"renojim" wrote:
Now how all that chooses a character from the font I'm using, I have no idea, but then that's exactly why I wanted to test this in the first place.
Any Unicode "character" can be identified by a number, called a "code point".
The code point for the Euro sign has been assigned the decimal number of 8363 (hex 20AC).
The internal representation of a character is determined by its "encoding". One such encoding is UTF-8, which can represent any character as a sequence of one to four 8-bit bytes. The UTF-8 encoding for the Euro sign is the three-byte sequence: E2 82 AC (hex).
The external representation of a character is called a "glyph". The glyph used to represent a particular character depends on the "font" used to display the characters. A font maps code points to glyphs. The font must contain a glyph representing a character for that character to display correctly. What glyphs the font contains are up to the font designer; there's no uniform standard for that, and some fonts contain more glyphs than others.
To display a character correctly requires use of the correct encoding to read the character's internal byte representation, AND a font that contains a glyph that represents the character.

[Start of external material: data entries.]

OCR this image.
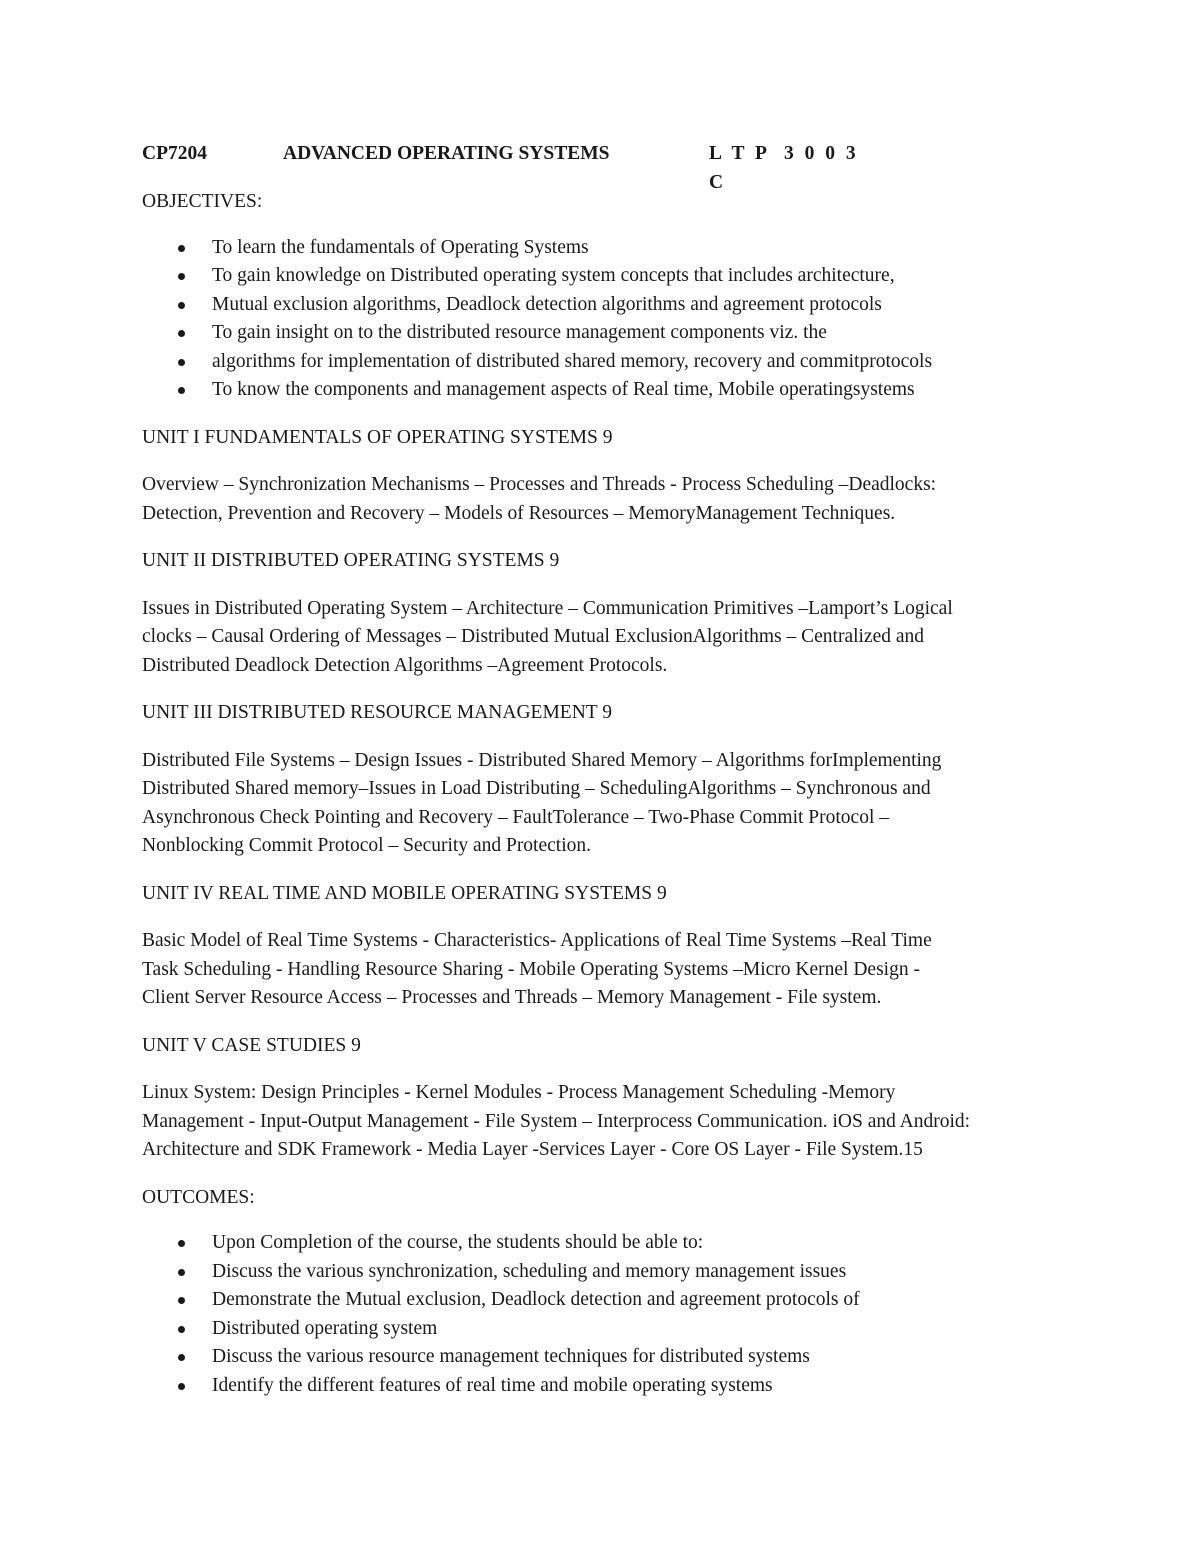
CP7204	ADVANCED OPERATING SYSTEMS	L T P C
3 0 0 3
OBJECTIVES:
To learn the fundamentals of Operating Systems
To gain knowledge on Distributed operating system concepts that includes architecture,
Mutual exclusion algorithms, Deadlock detection algorithms and agreement protocols
To gain insight on to the distributed resource management components viz. the
algorithms for implementation of distributed shared memory, recovery and commitprotocols
To know the components and management aspects of Real time, Mobile operatingsystems
UNIT I FUNDAMENTALS OF OPERATING SYSTEMS 9
Overview – Synchronization Mechanisms – Processes and Threads - Process Scheduling –Deadlocks:
Detection, Prevention and Recovery – Models of Resources – MemoryManagement Techniques.
UNIT II DISTRIBUTED OPERATING SYSTEMS 9
Issues in Distributed Operating System – Architecture – Communication Primitives –Lamport’s Logical
clocks – Causal Ordering of Messages – Distributed Mutual ExclusionAlgorithms – Centralized and
Distributed Deadlock Detection Algorithms –Agreement Protocols.
UNIT III DISTRIBUTED RESOURCE MANAGEMENT 9
Distributed File Systems – Design Issues - Distributed Shared Memory – Algorithms forImplementing
Distributed Shared memory–Issues in Load Distributing – SchedulingAlgorithms – Synchronous and
Asynchronous Check Pointing and Recovery – FaultTolerance – Two-Phase Commit Protocol –
Nonblocking Commit Protocol – Security and Protection.
UNIT IV REAL TIME AND MOBILE OPERATING SYSTEMS 9
Basic Model of Real Time Systems - Characteristics- Applications of Real Time Systems –Real Time
Task Scheduling - Handling Resource Sharing - Mobile Operating Systems –Micro Kernel Design -
Client Server Resource Access – Processes and Threads – Memory Management - File system.
UNIT V CASE STUDIES 9
Linux System: Design Principles - Kernel Modules - Process Management Scheduling -Memory
Management - Input-Output Management - File System – Interprocess Communication. iOS and Android:
Architecture and SDK Framework - Media Layer -Services Layer - Core OS Layer - File System.15
OUTCOMES:
Upon Completion of the course, the students should be able to:
Discuss the various synchronization, scheduling and memory management issues
Demonstrate the Mutual exclusion, Deadlock detection and agreement protocols of
Distributed operating system
Discuss the various resource management techniques for distributed systems
Identify the different features of real time and mobile operating systems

The reason your Windows 7 console displayed gibberish is because it was not aware that the character was encoded in UTF-8, i.e. it didn't know that the 3-byte sequence E282AC represented the Euro character. It displayed each byte as a separate character because that is what was called for by its default encoding.
BrightScript stores characters internally using the UTF-8 encoding. 'Asc' returns the code point number of the character's UTF-8 byte sequence (regardless of what the documentation says). 'Length' returns the number of characters, not bytes (which is correct in the documentation).